Friday, April 17, 2020

4/17/20 We're Not All Going To Be Millionaires?

    I like watching reaction videos on YouTube, these are videos of music videos (or sometimes even exerpts from comedy shows) and there will be someone reacting and making their observations to these videos.  I find them interesting after watching something to see if other people feel the same way or get the same message from a given content.  I have noticed that guys generally break down the lyrics and look for punch lines and I generally agree with what they see.  Chicks, man, will be all over the place.  One was reviewing Metallica's One, which is a painstaking description of a man that goes off to war, a bomb blows up next to him and he is left a blind, mute, deaf stump of a man.  People say it comes from an old film "Johnny Got His Gun", which I can believe but I haven't seen.  Well, this one girl is watching the video and she starts complicating the message and decides it is about justice, sorry, but no.  This is just an example of what I see, she is attractive and curvy, so of course she has a million views on her videos even when she has no idea what she is seeing.
    That thought just came to me because I was just watching another reaction video from another pretty girl and while watching the video she breaks down and starts crying.  The video is some rapper going on about wanting to conquer the world and have his music make him rich and famous but in the video he is working as a garbageman, then he is continuing and still whining about wanting to succeed but doing a shitty job working the window at a fast food place.  I get the message, "how long do I have to suffer before the world sees my brilliance."  I think it hit the girl watching the video because she routinely makes videos where she is acting in little videos of her own or "directing" or doing something with trying to produce content, so she wants to succeed, but how do we measure success?  Very few people get to the top where they get paid ridiculous money for acting, it is literally one in a million.
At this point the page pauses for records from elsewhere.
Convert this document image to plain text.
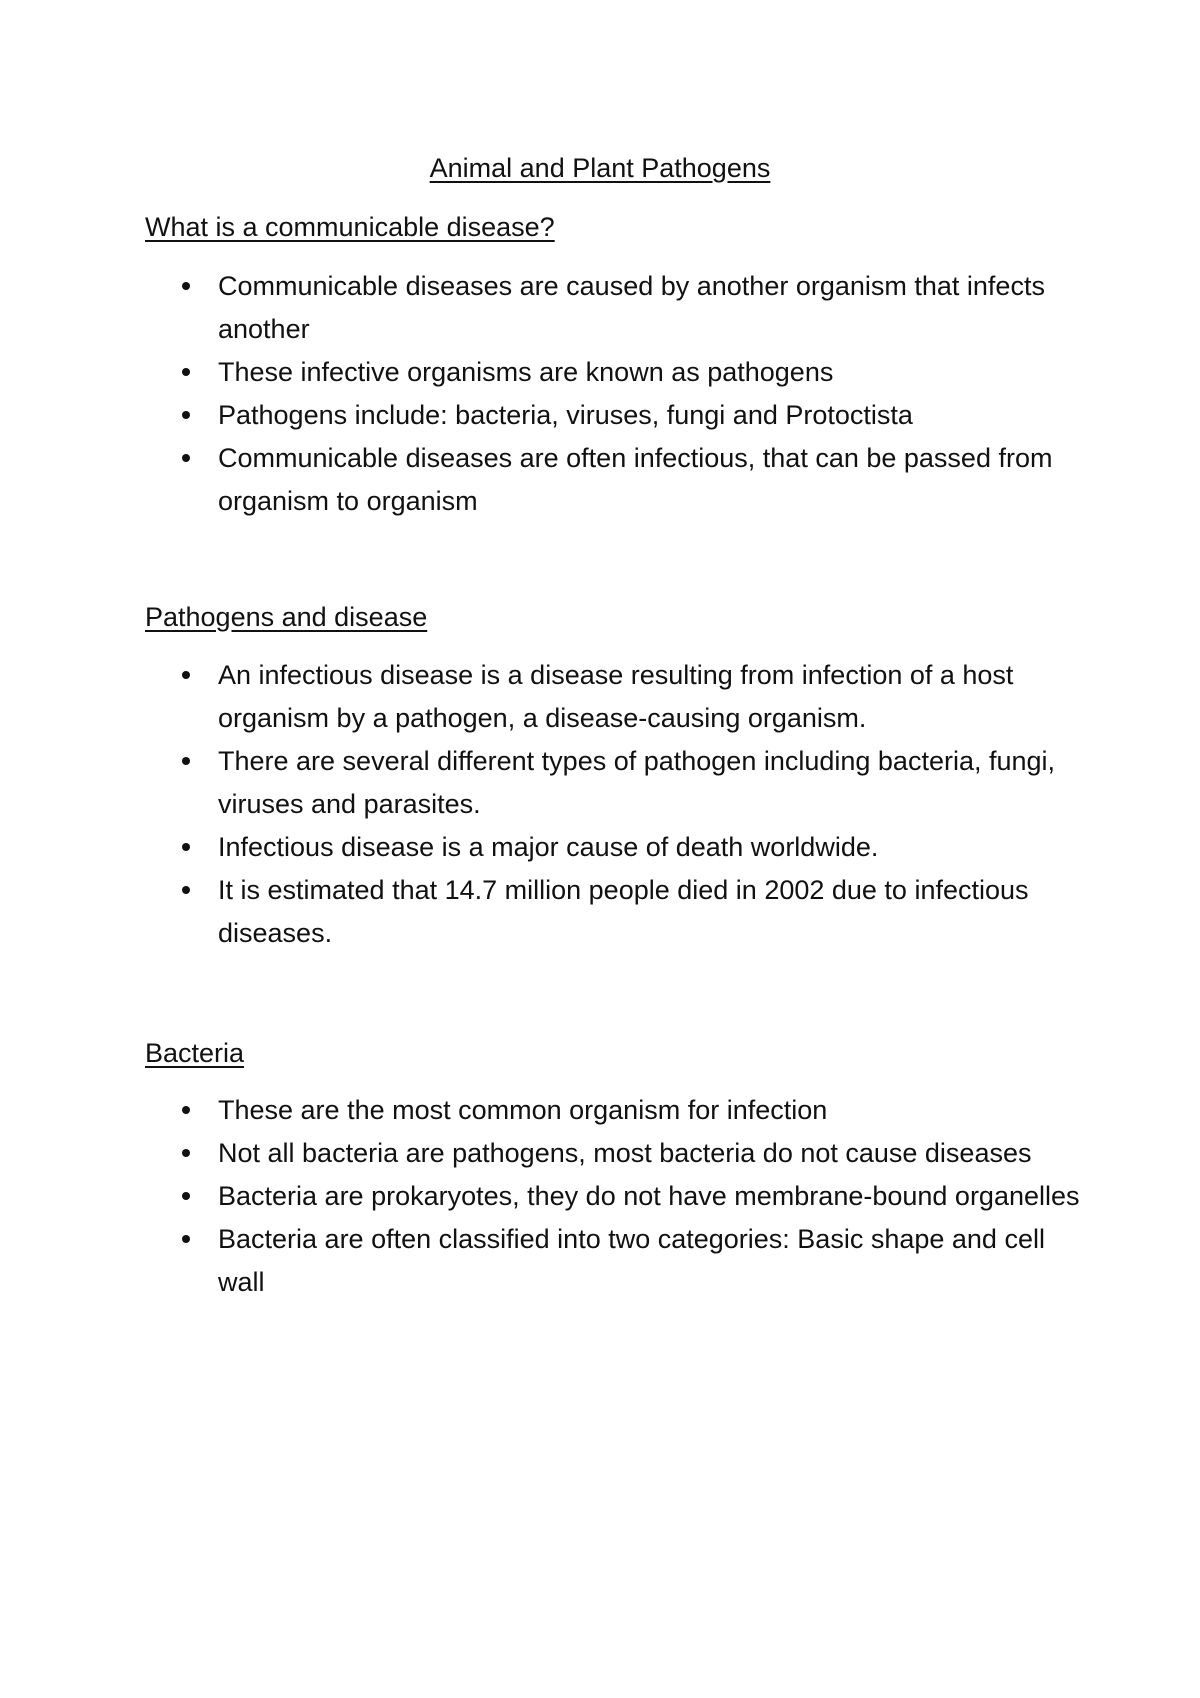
Animal and Plant Pathogens
What is a communicable disease?
Communicable diseases are caused by another organism that infects another
These infective organisms are known as pathogens
Pathogens include: bacteria, viruses, fungi and Protoctista
Communicable diseases are often infectious, that can be passed from organism to organism
Pathogens and disease
An infectious disease is a disease resulting from infection of a host organism by a pathogen, a disease-causing organism.
There are several different types of pathogen including bacteria, fungi, viruses and parasites.
Infectious disease is a major cause of death worldwide.
It is estimated that 14.7 million people died in 2002 due to infectious diseases.
Bacteria
These are the most common organism for infection
Not all bacteria are pathogens, most bacteria do not cause diseases
Bacteria are prokaryotes, they do not have membrane-bound organelles
Bacteria are often classified into two categories: Basic shape and cell wall
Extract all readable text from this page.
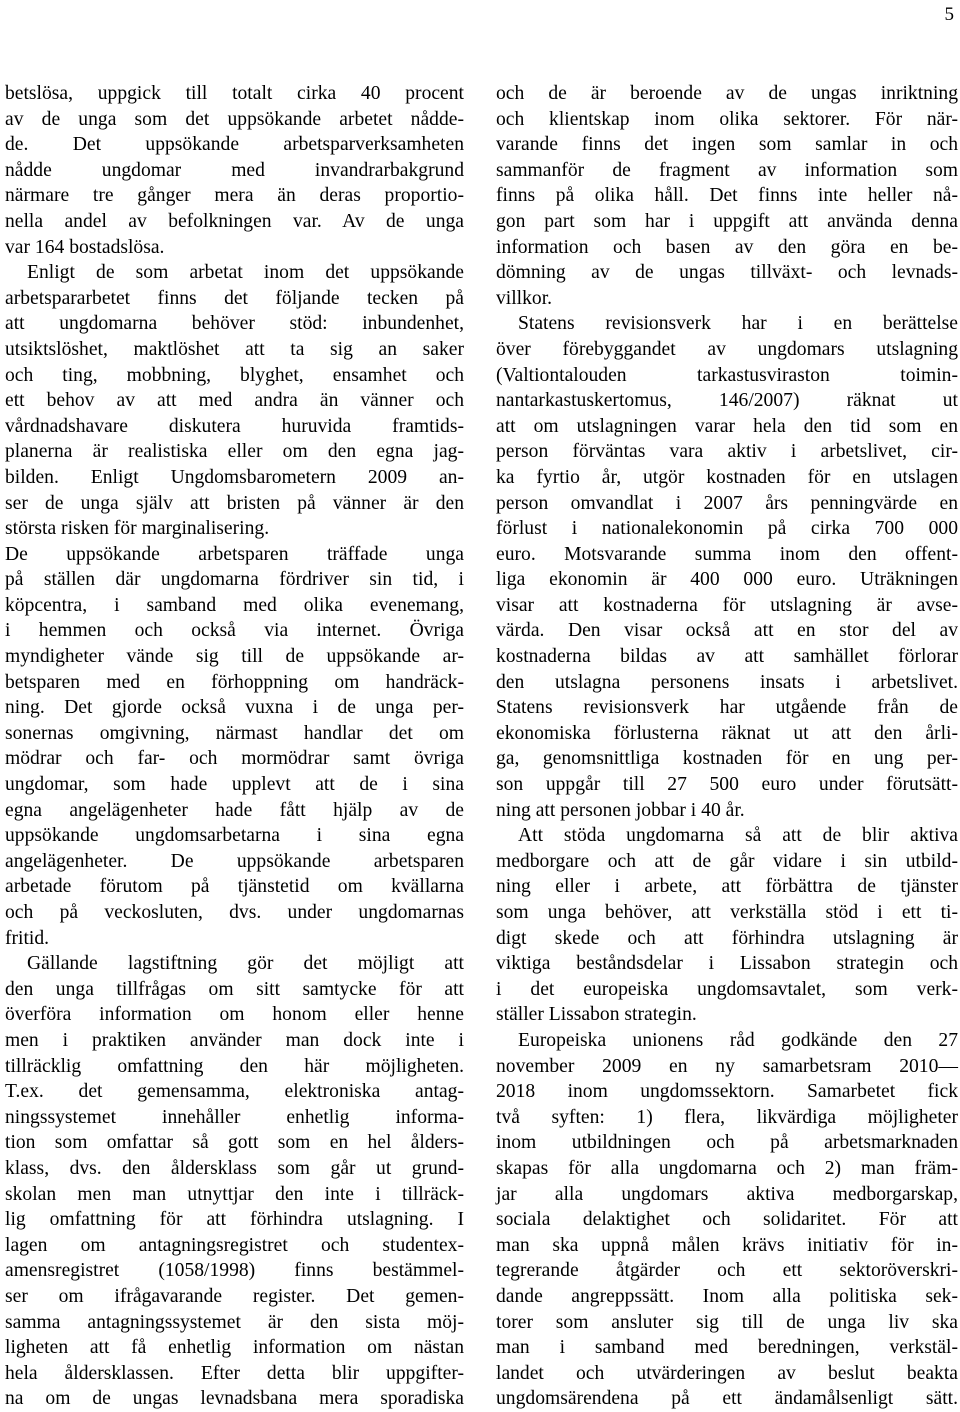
5
betslösa, uppgick till totalt cirka 40 procent
av de unga som det uppsökande arbetet nådde-
de. Det uppsökande arbetsparverksamheten
nådde ungdomar med invandrarbakgrund
närmare tre gånger mera än deras proportio-
nella andel av befolkningen var. Av de unga
var 164 bostadslösa.
Enligt de som arbetat inom det uppsökande
arbetspararbetet finns det följande tecken på
att ungdomarna behöver stöd: inbundenhet,
utsiktslöshet, maktlöshet att ta sig an saker
och ting, mobbning, blyghet, ensamhet och
ett behov av att med andra än vänner och
vårdnadshavare diskutera huruvida framtids-
planerna är realistiska eller om den egna jag-
bilden. Enligt Ungdomsbarometern 2009 an-
ser de unga själv att bristen på vänner är den
största risken för marginalisering.
De uppsökande arbetsparen träffade unga
på ställen där ungdomarna fördriver sin tid, i
köpcentra, i samband med olika evenemang,
i hemmen och också via internet. Övriga
myndigheter vände sig till de uppsökande ar-
betsparen med en förhoppning om handräck-
ning. Det gjorde också vuxna i de unga per-
sonernas omgivning, närmast handlar det om
mödrar och far- och mormödrar samt övriga
ungdomar, som hade upplevt att de i sina
egna angelägenheter hade fått hjälp av de
uppsökande ungdomsarbetarna i sina egna
angelägenheter. De uppsökande arbetsparen
arbetade förutom på tjänstetid om kvällarna
och på veckosluten, dvs. under ungdomarnas
fritid.
Gällande lagstiftning gör det möjligt att
den unga tillfrågas om sitt samtycke för att
överföra information om honom eller henne
men i praktiken använder man dock inte i
tillräcklig omfattning den här möjligheten.
T.ex. det gemensamma, elektroniska antag-
ningssystemet innehåller enhetlig informa-
tion som omfattar så gott som en hel ålders-
klass, dvs. den åldersklass som går ut grund-
skolan men man utnyttjar den inte i tillräck-
lig omfattning för att förhindra utslagning. I
lagen om antagningsregistret och studentex-
amensregistret (1058/1998) finns bestämmel-
ser om ifrågavarande register. Det gemen-
samma antagningssystemet är den sista möj-
ligheten att få enhetlig information om nästan
hela åldersklassen. Efter detta blir uppgifter-
na om de ungas levnadsbana mera sporadiska
och de är beroende av de ungas inriktning
och klientskap inom olika sektorer. För när-
varande finns det ingen som samlar in och
sammanför de fragment av information som
finns på olika håll. Det finns inte heller nå-
gon part som har i uppgift att använda denna
information och basen av den göra en be-
dömning av de ungas tillväxt- och levnads-
villkor.
Statens revisionsverk har i en berättelse
över förebyggandet av ungdomars utslagning
(Valtiontalouden tarkastusviraston toimin-
nantarkastuskertomus, 146/2007) räknat ut
att om utslagningen varar hela den tid som en
person förväntas vara aktiv i arbetslivet, cir-
ka fyrtio år, utgör kostnaden för en utslagen
person omvandlat i 2007 års penningvärde en
förlust i nationalekonomin på cirka 700 000
euro. Motsvarande summa inom den offent-
liga ekonomin är 400 000 euro. Uträkningen
visar att kostnaderna för utslagning är avse-
värda. Den visar också att en stor del av
kostnaderna bildas av att samhället förlorar
den utslagna personens insats i arbetslivet.
Statens revisionsverk har utgående från de
ekonomiska förlusterna räknat ut att den årli-
ga, genomsnittliga kostnaden för en ung per-
son uppgår till 27 500 euro under förutsätt-
ning att personen jobbar i 40 år.
Att stöda ungdomarna så att de blir aktiva
medborgare och att de går vidare i sin utbild-
ning eller i arbete, att förbättra de tjänster
som unga behöver, att verkställa stöd i ett ti-
digt skede och att förhindra utslagning är
viktiga beståndsdelar i Lissabon strategin och
i det europeiska ungdomsavtalet, som verk-
ställer Lissabon strategin.
Europeiska unionens råd godkände den 27
november 2009 en ny samarbetsram 2010—
2018 inom ungdomssektorn. Samarbetet fick
två syften: 1) flera, likvärdiga möjligheter
inom utbildningen och på arbetsmarknaden
skapas för alla ungdomarna och 2) man främ-
jar alla ungdomars aktiva medborgarskap,
sociala delaktighet och solidaritet. För att
man ska uppnå målen krävs initiativ för in-
tegrerande åtgärder och ett sektoröverskri-
dande angreppssätt. Inom alla politiska sek-
torer som ansluter sig till de unga liv ska
man i samband med beredningen, verkstäl-
landet och utvärderingen av beslut beakta
ungdomsärendena på ett ändamålsenligt sätt.
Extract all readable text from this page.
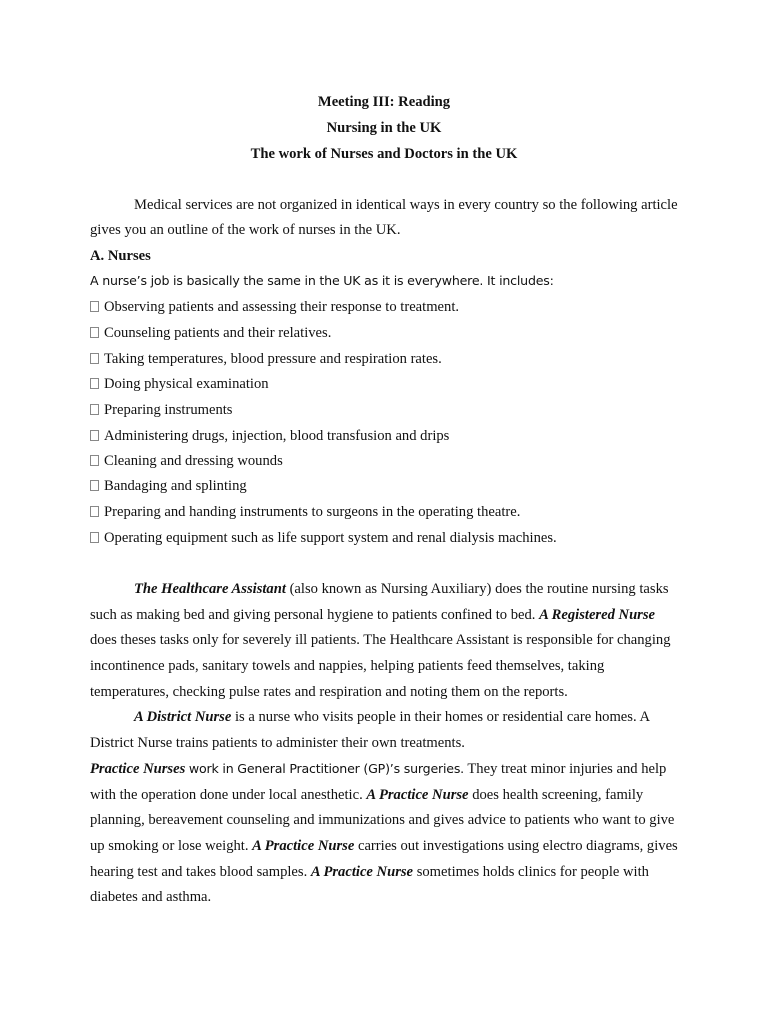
Meeting III: Reading
Nursing in the UK
The work of Nurses and Doctors in the UK
Medical services are not organized in identical ways in every country so the following article
gives you an outline of the work of nurses in the UK.
A. Nurses
A nurse’s job is basically the same in the UK as it is everywhere. It includes:
Observing patients and assessing their response to treatment.
Counseling patients and their relatives.
Taking temperatures, blood pressure and respiration rates.
Doing physical examination
Preparing instruments
Administering drugs, injection, blood transfusion and drips
Cleaning and dressing wounds
Bandaging and splinting
Preparing and handing instruments to surgeons in the operating theatre.
Operating equipment such as life support system and renal dialysis machines.
The Healthcare Assistant (also known as Nursing Auxiliary) does the routine nursing tasks
such as making bed and giving personal hygiene to patients confined to bed. A Registered Nurse
does theses tasks only for severely ill patients. The Healthcare Assistant is responsible for changing
incontinence pads, sanitary towels and nappies, helping patients feed themselves, taking
temperatures, checking pulse rates and respiration and noting them on the reports.
A District Nurse is a nurse who visits people in their homes or residential care homes. A
District Nurse trains patients to administer their own treatments.
Practice Nurses work in General Practitioner (GP)’s surgeries. They treat minor injuries and help
with the operation done under local anesthetic. A Practice Nurse does health screening, family
planning, bereavement counseling and immunizations and gives advice to patients who want to give
up smoking or lose weight. A Practice Nurse carries out investigations using electro diagrams, gives
hearing test and takes blood samples. A Practice Nurse sometimes holds clinics for people with
diabetes and asthma.
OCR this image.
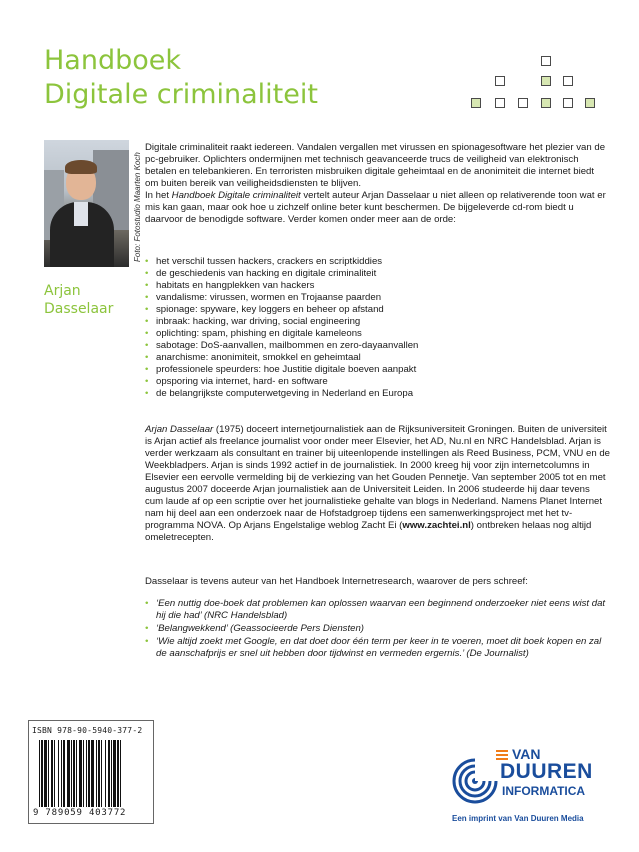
Handboek
Digitale criminaliteit
Foto: Fotostudio Maarten Koch
Arjan
Dasselaar

Digitale criminaliteit raakt iedereen. Vandalen vergallen met virussen en spionagesoftware het plezier van de pc-gebruiker. Oplichters ondermijnen met technisch geavanceerde trucs de veiligheid van elektronisch betalen en telebankieren. En terroristen misbruiken digitale geheimtaal en de anonimiteit die internet biedt om buiten bereik van veiligheidsdiensten te blijven.

In het Handboek Digitale criminaliteit vertelt auteur Arjan Dasselaar u niet alleen op relativerende toon wat er mis kan gaan, maar ook hoe u zichzelf online beter kunt beschermen. De bijgeleverde cd-rom biedt u daarvoor de benodigde software. Verder komen onder meer aan de orde:

• het verschil tussen hackers, crackers en scriptkiddies
• de geschiedenis van hacking en digitale criminaliteit
• habitats en hangplekken van hackers
• vandalisme: virussen, wormen en Trojaanse paarden
• spionage: spyware, key loggers en beheer op afstand
• inbraak: hacking, war driving, social engineering
• oplichting: spam, phishing en digitale kameleons
• sabotage: DoS-aanvallen, mailbommen en zero-dayaanvallen
• anarchisme: anonimiteit, smokkel en geheimtaal
• professionele speurders: hoe Justitie digitale boeven aanpakt
• opsporing via internet, hard- en software
• de belangrijkste computerwetgeving in Nederland en Europa

Arjan Dasselaar (1975) doceert internetjournalistiek aan de Rijksuniversiteit Groningen. Buiten de universiteit is Arjan actief als freelance journalist voor onder meer Elsevier, het AD, Nu.nl en NRC Handelsblad. Arjan is verder werkzaam als consultant en trainer bij uiteenlopende instellingen als Reed Business, PCM, VNU en de Weekbladpers. Arjan is sinds 1992 actief in de journalistiek. In 2000 kreeg hij voor zijn internetcolumns in Elsevier een eervolle vermelding bij de verkiezing van het Gouden Pennetje. Van september 2005 tot en met augustus 2007 doceerde Arjan journalistiek aan de Universiteit Leiden. In 2006 studeerde hij daar tevens cum laude af op een scriptie over het journalistieke gehalte van blogs in Nederland. Namens Planet Internet nam hij deel aan een onderzoek naar de Hofstadgroep tijdens een samenwerkingsproject met het tv-programma NOVA. Op Arjans Engelstalige weblog Zacht Ei (www.zachtei.nl) ontbreken helaas nog altijd omeletrecepten.

Dasselaar is tevens auteur van het Handboek Internetresearch, waarover de pers schreef:
• ‘Een nuttig doe-boek dat problemen kan oplossen waarvan een beginnend onderzoeker niet eens wist dat hij die had’ (NRC Handelsblad)
• ‘Belangwekkend’ (Geassocieerde Pers Diensten)
• ‘Wie altijd zoekt met Google, en dat doet door één term per keer in te voeren, moet dit boek kopen en zal de aanschafprijs er snel uit hebben door tijdwinst en vermeden ergernis.’ (De Journalist)
ISBN 978-90-5940-377-2
9 789059 403772
VAN
DUUREN
INFORMATICA
Een imprint van Van Duuren Media
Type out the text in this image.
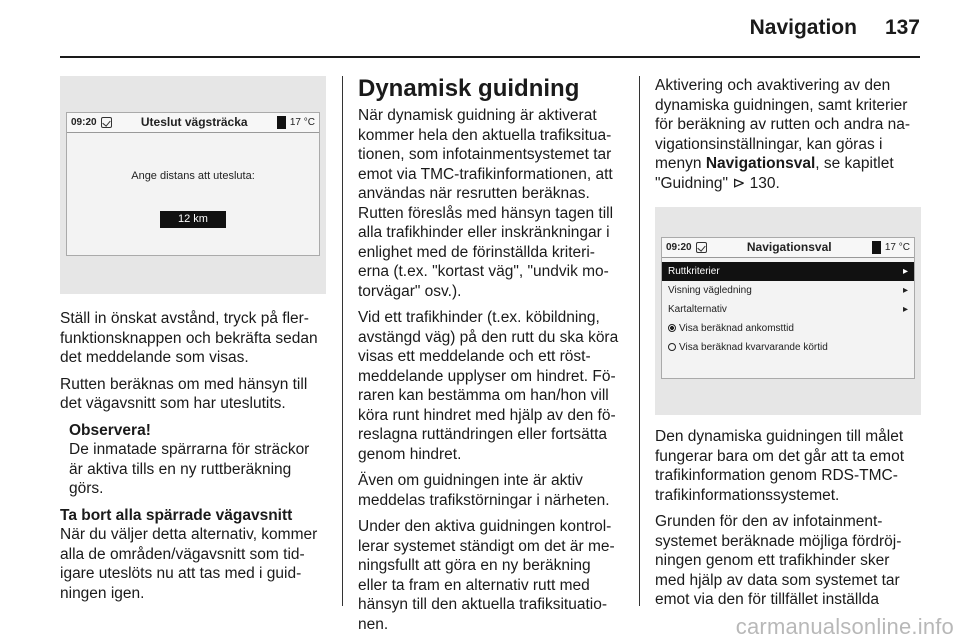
Navigation 137
09:20	Uteslut vägsträcka	17 °C
Ange distans att utesluta:
12 km

Ställ in önskat avstånd, tryck på fler-funktionsknappen och bekräfta sedan det meddelande som visas.

Rutten beräknas om med hänsyn till det vägavsnitt som har uteslutits.

Observera!
De inmatade spärrarna för sträckor är aktiva tills en ny ruttberäkning görs.
Ta bort alla spärrade vägavsnitt

När du väljer detta alternativ, kommer alla de områden/vägavsnitt som tid-igare uteslöts nu att tas med i guid-ningen igen.

Dynamisk guidning

När dynamisk guidning är aktiverat kommer hela den aktuella trafiksitua-tionen, som infotainmentsystemet tar emot via TMC-trafikinformationen, att användas när resrutten beräknas. Rutten föreslås med hänsyn tagen till alla trafikhinder eller inskränkningar i enlighet med de förinställda kriteri-erna (t.ex. "kortast väg", "undvik mo-torvägar" osv.).

Vid ett trafikhinder (t.ex. köbildning, avstängd väg) på den rutt du ska köra visas ett meddelande och ett röst-meddelande upplyser om hindret. Fö-raren kan bestämma om han/hon vill köra runt hindret med hjälp av den fö-reslagna ruttändringen eller fortsätta genom hindret.

Även om guidningen inte är aktiv meddelas trafikstörningar i närheten.

Under den aktiva guidningen kontrol-lerar systemet ständigt om det är me-ningsfullt att göra en ny beräkning eller ta fram en alternativ rutt med hänsyn till den aktuella trafiksituatio-nen.

Aktivering och avaktivering av den dynamiska guidningen, samt kriterier för beräkning av rutten och andra na-vigationsinställningar, kan göras i menyn Navigationsval, se kapitlet "Guidning" ⊳ 130.

09:20	Navigationsval	17 °C
Ruttkriterier	▸
Visning vägledning	▸
Kartalternativ	▸
Visa beräknad ankomsttid
Visa beräknad kvarvarande körtid

Den dynamiska guidningen till målet fungerar bara om det går att ta emot trafikinformation genom RDS-TMC-trafikinformationssystemet.

Grunden för den av infotainment-systemet beräknade möjliga fördröj-ningen genom ett trafikhinder sker med hjälp av data som systemet tar emot via den för tillfället inställda

carmanualsonline.info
    We all want to be paid and recognized, I don't think crying for it is going to help.  She is pretty and has a following on YouTube, so she is halfway there, she needs to put on her big girl panties on and do the hard work, shit she is in her mid 20's.  I remember being 21, just graduated but had no direction and a kid on the way.  Married, no prospects, and just a strong back, I found a job in the paper to lay sheetrock, that call sent me to work at a warehouse driving a forklift, while holding a chemistry degree.  I didn't whine about it, it helped feed us and in the meantime I got my shit together and slowly I moved it on up.  I may never reach the success that this girl dreams of, but we live in a big house, and live comfortably, so I would say we do alright.